Elon Musk — who has taken issue with the fact that OpenAI is not fully open-source — sued the company last month, alleging that it had breached its "founding agreement" and violated its original nonprofit mission.

"Change your name….To ClosedAI and I will drop the lawsuit," Musk wrote in a series of posts on X, formerly Twitter, earlier this month.

But Altman told Fridman that he doesn't really understand what Musk's "real motivations" are. He defended the company, saying it went through a natural transition process as "it became clear that we were going to need to do different things and also have huge amounts more capital."

"So we said, 'Okay, well, the structure doesn't quite work for that. How do we patch the structure?'" Altman added. "I think with many fundamentally new things, you start fumbling through the dark and you make some assumptions, most of which turned out to be wrong."

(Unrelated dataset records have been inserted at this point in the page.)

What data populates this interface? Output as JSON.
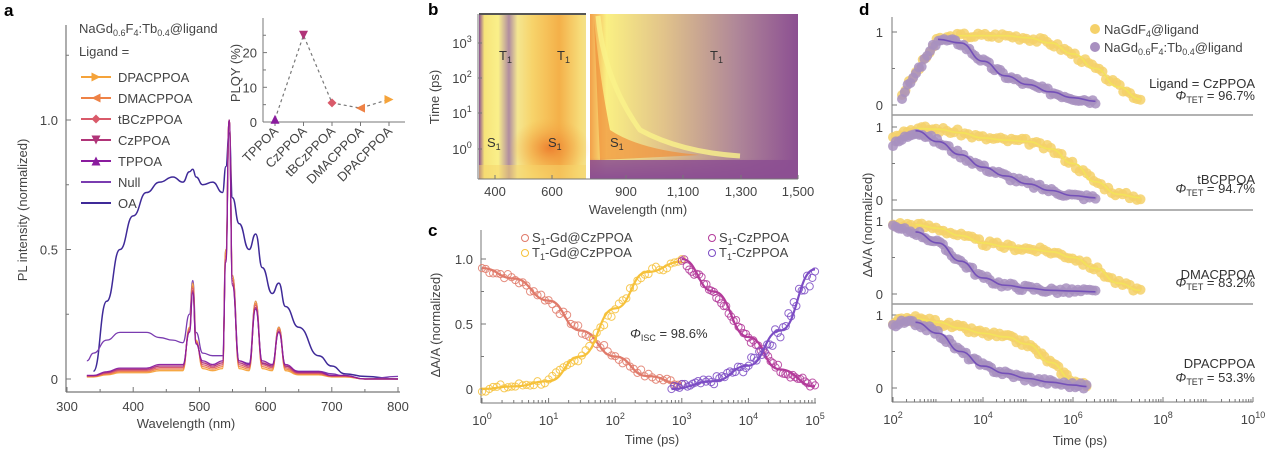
{
  "chart_data": [
    {
      "panel": "a",
      "type": "line",
      "title": "NaGd0.6F4:Tb0.4@ligand",
      "legend_title": "Ligand =",
      "xlabel": "Wavelength (nm)",
      "ylabel": "PL intensity (normalized)",
      "xlim": [
        300,
        800
      ],
      "ylim": [
        -0.03,
        1.4
      ],
      "xticks": [
        "300",
        "400",
        "500",
        "600",
        "700",
        "800"
      ],
      "yticks": [
        "0",
        "0.5",
        "1.0"
      ],
      "legend_position": "top-left",
      "series": [
        {
          "name": "DPACPPOA",
          "color": "#f5a33a",
          "marker": "triangle-right"
        },
        {
          "name": "DMACPPOA",
          "color": "#ee8246",
          "marker": "triangle-left"
        },
        {
          "name": "tBCzPPOA",
          "color": "#d95a6a",
          "marker": "diamond"
        },
        {
          "name": "CzPPOA",
          "color": "#b03478",
          "marker": "triangle-down"
        },
        {
          "name": "TPPOA",
          "color": "#8a1c9e",
          "marker": "triangle-up"
        },
        {
          "name": "Null",
          "color": "#7a3cb0",
          "marker": "none"
        },
        {
          "name": "OA",
          "color": "#3f2a98",
          "marker": "none"
        }
      ],
      "x": [
        330,
        340,
        360,
        380,
        400,
        420,
        440,
        460,
        475,
        485,
        490,
        495,
        505,
        520,
        535,
        540,
        545,
        550,
        560,
        575,
        585,
        595,
        610,
        620,
        630,
        650,
        680,
        700,
        720,
        750,
        800
      ],
      "tb_peak_series": [
        0.01,
        0.01,
        0.02,
        0.03,
        0.03,
        0.03,
        0.04,
        0.04,
        0.04,
        0.2,
        0.37,
        0.15,
        0.05,
        0.04,
        0.05,
        0.5,
        1.0,
        0.4,
        0.05,
        0.04,
        0.3,
        0.05,
        0.04,
        0.2,
        0.04,
        0.02,
        0.02,
        0.01,
        0.01,
        0.0,
        0.0
      ],
      "null_series": [
        0.07,
        0.1,
        0.15,
        0.18,
        0.18,
        0.18,
        0.16,
        0.15,
        0.14,
        0.25,
        0.38,
        0.18,
        0.1,
        0.09,
        0.09,
        0.5,
        1.0,
        0.4,
        0.07,
        0.06,
        0.3,
        0.06,
        0.05,
        0.2,
        0.05,
        0.03,
        0.03,
        0.02,
        0.01,
        0.0,
        0.01
      ],
      "oa_series": [
        null,
        0.03,
        0.3,
        0.5,
        0.63,
        0.72,
        0.76,
        0.78,
        0.76,
        0.8,
        0.81,
        0.78,
        0.75,
        0.76,
        0.72,
        0.82,
        0.95,
        0.7,
        0.6,
        0.5,
        0.56,
        0.43,
        0.33,
        0.37,
        0.28,
        0.2,
        0.09,
        0.05,
        0.02,
        0.01,
        0.0
      ],
      "inset": {
        "type": "line",
        "ylabel": "PLQY (%)",
        "yticks": [
          "0",
          "10",
          "20"
        ],
        "ylim": [
          0,
          27
        ],
        "categories": [
          "TPPOA",
          "CzPPOA",
          "tBCzPPOA",
          "DMACPPOA",
          "DPACPPOA"
        ],
        "values": [
          0.8,
          25,
          5.5,
          4,
          6.5
        ],
        "colors": [
          "#8a1c9e",
          "#b03478",
          "#d95a6a",
          "#ee8246",
          "#f5a33a"
        ]
      }
    },
    {
      "panel": "b",
      "type": "heatmap",
      "xlabel": "Wavelength (nm)",
      "ylabel": "Time (ps)",
      "xticks": [
        "400",
        "600",
        "900",
        "1,100",
        "1,300",
        "1,500"
      ],
      "yticks": [
        "10^0",
        "10^1",
        "10^2",
        "10^3"
      ],
      "xlim": [
        350,
        1500
      ],
      "ylim_log10": [
        -1,
        4
      ],
      "annotations": [
        "T1",
        "T1",
        "T1",
        "S1",
        "S1",
        "S1"
      ]
    },
    {
      "panel": "c",
      "type": "scatter",
      "xlabel": "Time (ps)",
      "ylabel": "ΔA/A (normalized)",
      "xscale": "log",
      "xlim": [
        1,
        100000
      ],
      "ylim": [
        -0.05,
        1.1
      ],
      "xticks": [
        "10^0",
        "10^1",
        "10^2",
        "10^3",
        "10^4",
        "10^5"
      ],
      "yticks": [
        "0",
        "0.5",
        "1.0"
      ],
      "annotation": "Φ_ISC = 98.6%",
      "series": [
        {
          "name": "S1-Gd@CzPPOA",
          "color": "#e07a6a",
          "x": [
            1,
            3,
            10,
            30,
            100,
            300,
            1000
          ],
          "values": [
            0.93,
            0.85,
            0.68,
            0.45,
            0.25,
            0.1,
            0.04
          ]
        },
        {
          "name": "T1-Gd@CzPPOA",
          "color": "#f6c13a",
          "x": [
            1,
            3,
            10,
            30,
            100,
            300,
            1000
          ],
          "values": [
            0.0,
            0.02,
            0.06,
            0.25,
            0.62,
            0.9,
            0.98
          ]
        },
        {
          "name": "S1-CzPPOA",
          "color": "#b33a9a",
          "x": [
            1000,
            3000,
            10000,
            30000,
            100000
          ],
          "values": [
            1.0,
            0.75,
            0.4,
            0.15,
            0.02
          ]
        },
        {
          "name": "T1-CzPPOA",
          "color": "#7c4cc4",
          "x": [
            700,
            3000,
            10000,
            30000,
            100000
          ],
          "values": [
            0.0,
            0.06,
            0.18,
            0.45,
            0.92
          ]
        }
      ]
    },
    {
      "panel": "d",
      "type": "scatter",
      "xlabel": "Time (ps)",
      "ylabel": "ΔA/A (normalized)",
      "xscale": "log",
      "xlim": [
        100,
        10000000000
      ],
      "xticks": [
        "10^2",
        "10^4",
        "10^6",
        "10^8",
        "10^10"
      ],
      "yticks": [
        "0",
        "1"
      ],
      "legend": [
        {
          "name": "NaGdF4@ligand",
          "color": "#f5d16a"
        },
        {
          "name": "NaGd0.6F4:Tb0.4@ligand",
          "color": "#a890c0"
        }
      ],
      "subplots": [
        {
          "label": "Ligand = CzPPOA",
          "phi": "Φ_TET = 96.7%",
          "x_log": [
            2.2,
            3.0,
            3.5,
            4.0,
            4.5,
            5.0,
            5.5,
            6.0,
            6.5,
            7.0,
            7.5
          ],
          "gd": [
            0.15,
            0.9,
            0.95,
            0.95,
            0.95,
            0.92,
            0.85,
            0.7,
            0.5,
            0.25,
            0.08
          ],
          "tb": [
            0.12,
            0.9,
            0.85,
            0.6,
            0.4,
            0.28,
            0.18,
            0.1,
            0.05,
            null,
            null
          ]
        },
        {
          "label": "tBCPPOA",
          "phi": "Φ_TET = 94.7%",
          "x_log": [
            2.0,
            2.5,
            3.0,
            3.5,
            4.0,
            4.5,
            5.0,
            5.5,
            6.0,
            6.5,
            7.0,
            7.5
          ],
          "gd": [
            0.9,
            0.98,
            0.97,
            0.92,
            0.85,
            0.82,
            0.8,
            0.7,
            0.5,
            0.25,
            0.08,
            0.03
          ],
          "tb": [
            0.75,
            0.95,
            0.8,
            0.62,
            0.45,
            0.33,
            0.22,
            0.13,
            0.06,
            0.03,
            null,
            null
          ]
        },
        {
          "label": "DMACPPOA",
          "phi": "Φ_TET = 83.2%",
          "x_log": [
            2.0,
            2.5,
            3.0,
            3.5,
            4.0,
            4.5,
            5.0,
            5.5,
            6.0,
            6.5,
            7.0,
            7.5
          ],
          "gd": [
            0.95,
            0.95,
            0.9,
            0.8,
            0.7,
            0.65,
            0.62,
            0.58,
            0.5,
            0.35,
            0.15,
            0.05
          ],
          "tb": [
            0.9,
            0.85,
            0.7,
            0.45,
            0.22,
            0.12,
            0.08,
            0.05,
            0.04,
            0.03,
            null,
            null
          ]
        },
        {
          "label": "DPACPPOA",
          "phi": "Φ_TET = 53.3%",
          "x_log": [
            2.0,
            2.5,
            3.0,
            3.5,
            4.0,
            4.5,
            5.0,
            5.5,
            6.0,
            6.3
          ],
          "gd": [
            0.9,
            0.95,
            0.9,
            0.82,
            0.75,
            0.7,
            0.6,
            0.35,
            0.1,
            0.03
          ],
          "tb": [
            0.88,
            0.9,
            0.75,
            0.5,
            0.3,
            0.2,
            0.13,
            0.08,
            0.04,
            0.02
          ]
        }
      ]
    }
  ],
  "panel_labels": [
    "a",
    "b",
    "c",
    "d"
  ]
}
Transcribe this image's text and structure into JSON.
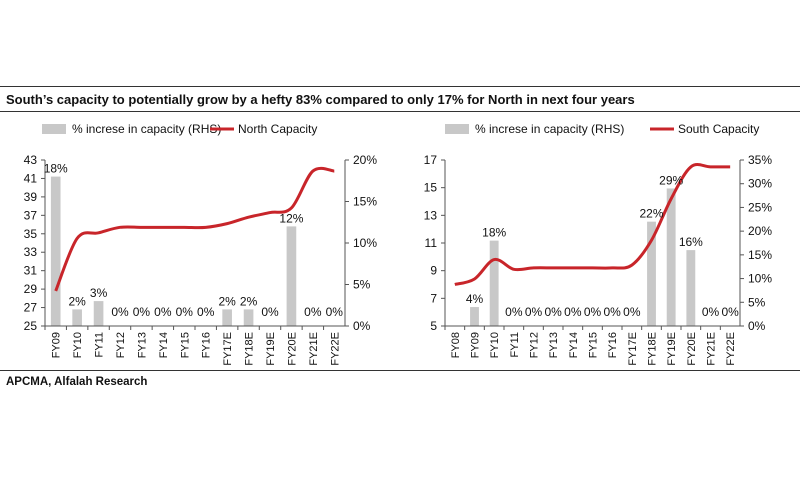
{
  "title": "South’s capacity to potentially grow by a hefty 83% compared to only 17% for North in next four years",
  "source": "APCMA, Alfalah Research",
  "colors": {
    "bar": "#c8c8c8",
    "line": "#c8252a",
    "axis": "#555555"
  },
  "chart_data": [
    {
      "type": "bar+line",
      "legend": [
        "% increse in capacity (RHS)",
        "North Capacity"
      ],
      "categories": [
        "FY09",
        "FY10",
        "FY11",
        "FY12",
        "FY13",
        "FY14",
        "FY15",
        "FY16",
        "FY17E",
        "FY18E",
        "FY19E",
        "FY20E",
        "FY21E",
        "FY22E"
      ],
      "bar_series": {
        "name": "% increse in capacity (RHS)",
        "values": [
          18,
          2,
          3,
          0,
          0,
          0,
          0,
          0,
          2,
          2,
          0,
          12,
          0,
          0
        ],
        "labels": [
          "18%",
          "2%",
          "3%",
          "0%",
          "0%",
          "0%",
          "0%",
          "0%",
          "2%",
          "2%",
          "0%",
          "12%",
          "0%",
          "0%"
        ]
      },
      "line_series": {
        "name": "North Capacity",
        "values": [
          28.8,
          34.5,
          35.1,
          35.7,
          35.7,
          35.7,
          35.7,
          35.7,
          36.1,
          36.8,
          37.3,
          37.8,
          41.8,
          41.8
        ]
      },
      "y_left": {
        "min": 25,
        "max": 43,
        "ticks": [
          "25",
          "27",
          "29",
          "31",
          "33",
          "35",
          "37",
          "39",
          "41",
          "43"
        ]
      },
      "y_right": {
        "min": 0,
        "max": 20,
        "ticks": [
          "0%",
          "5%",
          "10%",
          "15%",
          "20%"
        ]
      }
    },
    {
      "type": "bar+line",
      "legend": [
        "% increse in capacity (RHS)",
        "South Capacity"
      ],
      "categories": [
        "FY08",
        "FY09",
        "FY10",
        "FY11",
        "FY12",
        "FY13",
        "FY14",
        "FY15",
        "FY16",
        "FY17E",
        "FY18E",
        "FY19E",
        "FY20E",
        "FY21E",
        "FY22E"
      ],
      "bar_series": {
        "name": "% increse in capacity (RHS)",
        "values": [
          0,
          4,
          18,
          0,
          0,
          0,
          0,
          0,
          0,
          0,
          22,
          29,
          16,
          0,
          0
        ],
        "labels": [
          "",
          "4%",
          "18%",
          "0%",
          "0%",
          "0%",
          "0%",
          "0%",
          "0%",
          "0%",
          "22%",
          "29%",
          "16%",
          "0%",
          "0%"
        ]
      },
      "line_series": {
        "name": "South Capacity",
        "values": [
          8.0,
          8.4,
          9.8,
          9.1,
          9.2,
          9.2,
          9.2,
          9.2,
          9.2,
          9.4,
          11.2,
          14.2,
          16.5,
          16.5,
          16.5
        ]
      },
      "y_left": {
        "min": 5,
        "max": 17,
        "ticks": [
          "5",
          "7",
          "9",
          "11",
          "13",
          "15",
          "17"
        ]
      },
      "y_right": {
        "min": 0,
        "max": 35,
        "ticks": [
          "0%",
          "5%",
          "10%",
          "15%",
          "20%",
          "25%",
          "30%",
          "35%"
        ]
      }
    }
  ]
}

Altman said if he could go back in time with an Oracle, he might've done things differently.

"Speaking of going back with an Oracle, I'd pick a different name," Altman told Fridman.

Altman said that while OpenAI may not be completely open-source, it is open in other ways, like with the free version of its technology that's accessible to the public.

"So if we can keep putting free or low cost or free and low cost powerful AI tools out in the world, I think that's a huge deal for how we fulfill the mission," Altman told Fridman.